Cour suprême : les conservateurs en faveur de l’exigence d’un banc bilingue

Le chef du Parti conservateur Pierre Poilievre. Crédit image: Stéphane Bédard

OTTAWA – Les élus conservateurs ne se sont pas opposés à un article du projet de Loi C-13 exigeant une Cour suprême du Canada bilingue. Cela représente un léger changement sous le chef Pierre Poilievre par rapport au règne de ses prédécesseurs Stephen Harper et Erin O’Toole.

Au Comité des langues officielles mardi, l’article en question exigeant le bilinguisme des juges n’a pas été débattu, car aucun amendement en ce sens n’a été déposé par aucun parti, ce qui indique qu’il sera dans la refonte de la Loi sur les langues officielles, si une fois adoptée.
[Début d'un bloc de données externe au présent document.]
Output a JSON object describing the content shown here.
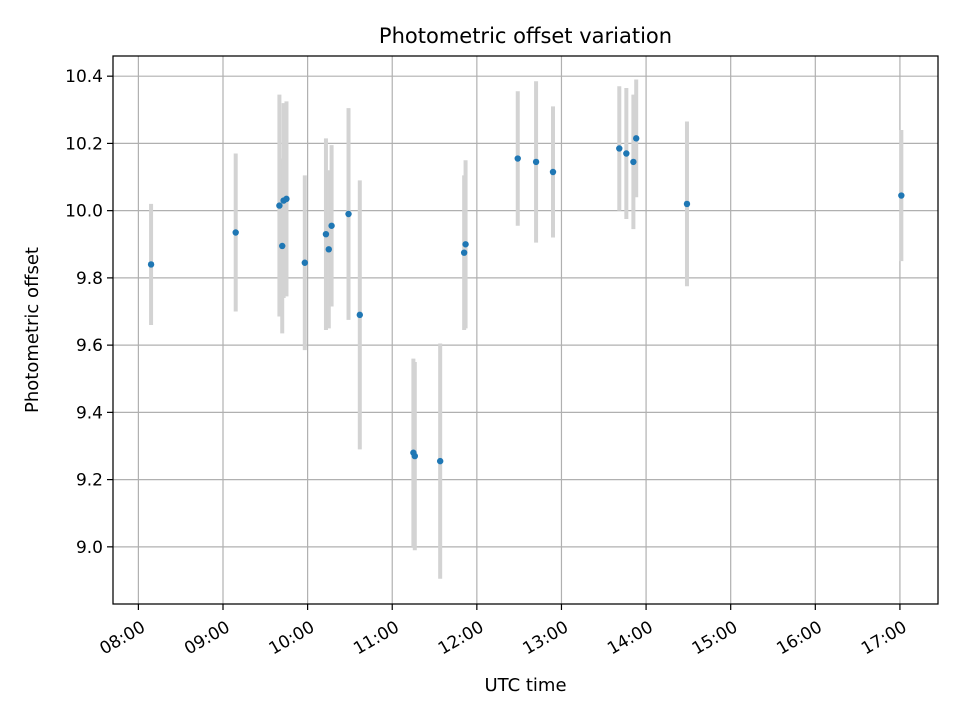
{
  "chart_data": {
    "type": "scatter",
    "title": "Photometric offset variation",
    "xlabel": "UTC time",
    "ylabel": "Photometric offset",
    "x_ticks": [
      "08:00",
      "09:00",
      "10:00",
      "11:00",
      "12:00",
      "13:00",
      "14:00",
      "15:00",
      "16:00",
      "17:00"
    ],
    "y_ticks": [
      "9.0",
      "9.2",
      "9.4",
      "9.6",
      "9.8",
      "10.0",
      "10.2",
      "10.4"
    ],
    "xlim": [
      "07:42",
      "17:27"
    ],
    "ylim": [
      8.83,
      10.46
    ],
    "grid": true,
    "colors": {
      "point": "#1f77b4",
      "errorbar": "#d3d3d3",
      "grid": "#b0b0b0"
    },
    "points": [
      {
        "x": "08:09",
        "y": 9.84,
        "err": 0.18
      },
      {
        "x": "09:09",
        "y": 9.935,
        "err": 0.235
      },
      {
        "x": "09:40",
        "y": 10.015,
        "err": 0.33
      },
      {
        "x": "09:42",
        "y": 9.895,
        "err": 0.26
      },
      {
        "x": "09:43",
        "y": 10.03,
        "err": 0.29
      },
      {
        "x": "09:45",
        "y": 10.035,
        "err": 0.29
      },
      {
        "x": "09:58",
        "y": 9.845,
        "err": 0.26
      },
      {
        "x": "10:13",
        "y": 9.93,
        "err": 0.285
      },
      {
        "x": "10:15",
        "y": 9.885,
        "err": 0.235
      },
      {
        "x": "10:17",
        "y": 9.955,
        "err": 0.24
      },
      {
        "x": "10:29",
        "y": 9.99,
        "err": 0.315
      },
      {
        "x": "10:37",
        "y": 9.69,
        "err": 0.4
      },
      {
        "x": "11:15",
        "y": 9.28,
        "err": 0.28
      },
      {
        "x": "11:16",
        "y": 9.27,
        "err": 0.28
      },
      {
        "x": "11:34",
        "y": 9.255,
        "err": 0.35
      },
      {
        "x": "11:51",
        "y": 9.875,
        "err": 0.23
      },
      {
        "x": "11:52",
        "y": 9.9,
        "err": 0.25
      },
      {
        "x": "12:29",
        "y": 10.155,
        "err": 0.2
      },
      {
        "x": "12:42",
        "y": 10.145,
        "err": 0.24
      },
      {
        "x": "12:54",
        "y": 10.115,
        "err": 0.195
      },
      {
        "x": "13:41",
        "y": 10.185,
        "err": 0.185
      },
      {
        "x": "13:46",
        "y": 10.17,
        "err": 0.195
      },
      {
        "x": "13:51",
        "y": 10.145,
        "err": 0.2
      },
      {
        "x": "13:53",
        "y": 10.215,
        "err": 0.175
      },
      {
        "x": "14:29",
        "y": 10.02,
        "err": 0.245
      },
      {
        "x": "17:01",
        "y": 10.045,
        "err": 0.195
      }
    ]
  }
}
Dans sa modernisation de la Loi sur les langues officielles, le gouvernement Trudeau n’oblige pas noir sur blanc le bilinguisme des neuf juges, mais indique qu’il ne sera pas possible pour un juge unilingue anglophone d’entendre une cause en français. La Cour devrait alors siéger à un nombre impair réduit pour les causes dont le ou les juges unilingues ne maîtrisent pas l’une des deux langues officielles. Ce type de pratique à trois, cinq ou sept juges rendrait alors la vie très compliquée pour un futur juge unilingue à la Cour suprême, selon des juristes interrogés par ONFR+.

Écrire noir sur blanc que la maîtrise des deux langues officielles est obligatoire pour chacun des neuf juges pourrait entraîner un conflit constitutionnel, mais l’actuelle mesure rend la nomination d’un juge unilingue quasi impossible, estimait notamment le professeur de droit de l’Université d’Ottawa Benoît Pelletier. L’actuelle mesure dans le projet de loi rendrait alors la nomination d’un juge unilingue quasi impossible, affirmaient des juristes.

Changement sous Pierre Poilievre?

Sous Stephen Harper entre 2006 et 2015, les conservateurs avaient nommé deux juges unilingues (Michael Moldaver et Marshall Rothstein), mais six bilingues ce qui avait souvent soulevé les contestations.

Le gouvernement Trudeau s’est engagé depuis son arrivée au pouvoir à ne nommer que des juges capables d’entendre des causes dans les deux langues officielles au banc de la plus haute cour du pays, dont Michelle O’Bonsawin plus récemment. Les libéraux ont souvent critiqué la position des conservateurs sur ce dossier.

Justin Trudeau avait notamment attaqué la position de l’ancien chef conservateur Erin O’Toole qui n’était pas en faveur d’un bilinguisme obligatoire. En 2019, Andrew Scheer s’était dit en faveur de la connaissance des deux langues officielles pour les neuf juges de la Cour suprême. En 2017, toutefois, le Parti conservateur, excepté pour neuf députés, avait voté contre (en compagnie d’une majorité de députés libéraux) un projet de loi néo-démocrate qui obligeait le bilinguisme des neuf plus hauts juristes du pays.

En entrevue, le député conservateur Joël Godin souligne que ce n’est pas le bilinguisme qui importe, mais bien l’accès à « un service à la justice en français », rejoignant ainsi la position des libéraux dans C-13.

« S’il y a 10 % des tribunaux qui sont traités en français, il devrait y avoir au minimum 10 % de juges francophones. Le bilinguisme n’est pas nécessaire à la Cour suprême si tous les gens ont accès à la justice en anglais ou en français. S’il y a sept juges francophones à la Cour suprême, à ce moment-là, ils travailleront les sept sur les causes francophones », a affirmé le porte-parole en Langues officielles de la troupe de Pierre Poilievre.

Pierre Poilievre ne s’était jamais prononcé publiquement depuis son entrée comme chef conservateur en septembre dernier à savoir s’il était en faveur d’un bilinguisme obligatoire à la Cour suprême.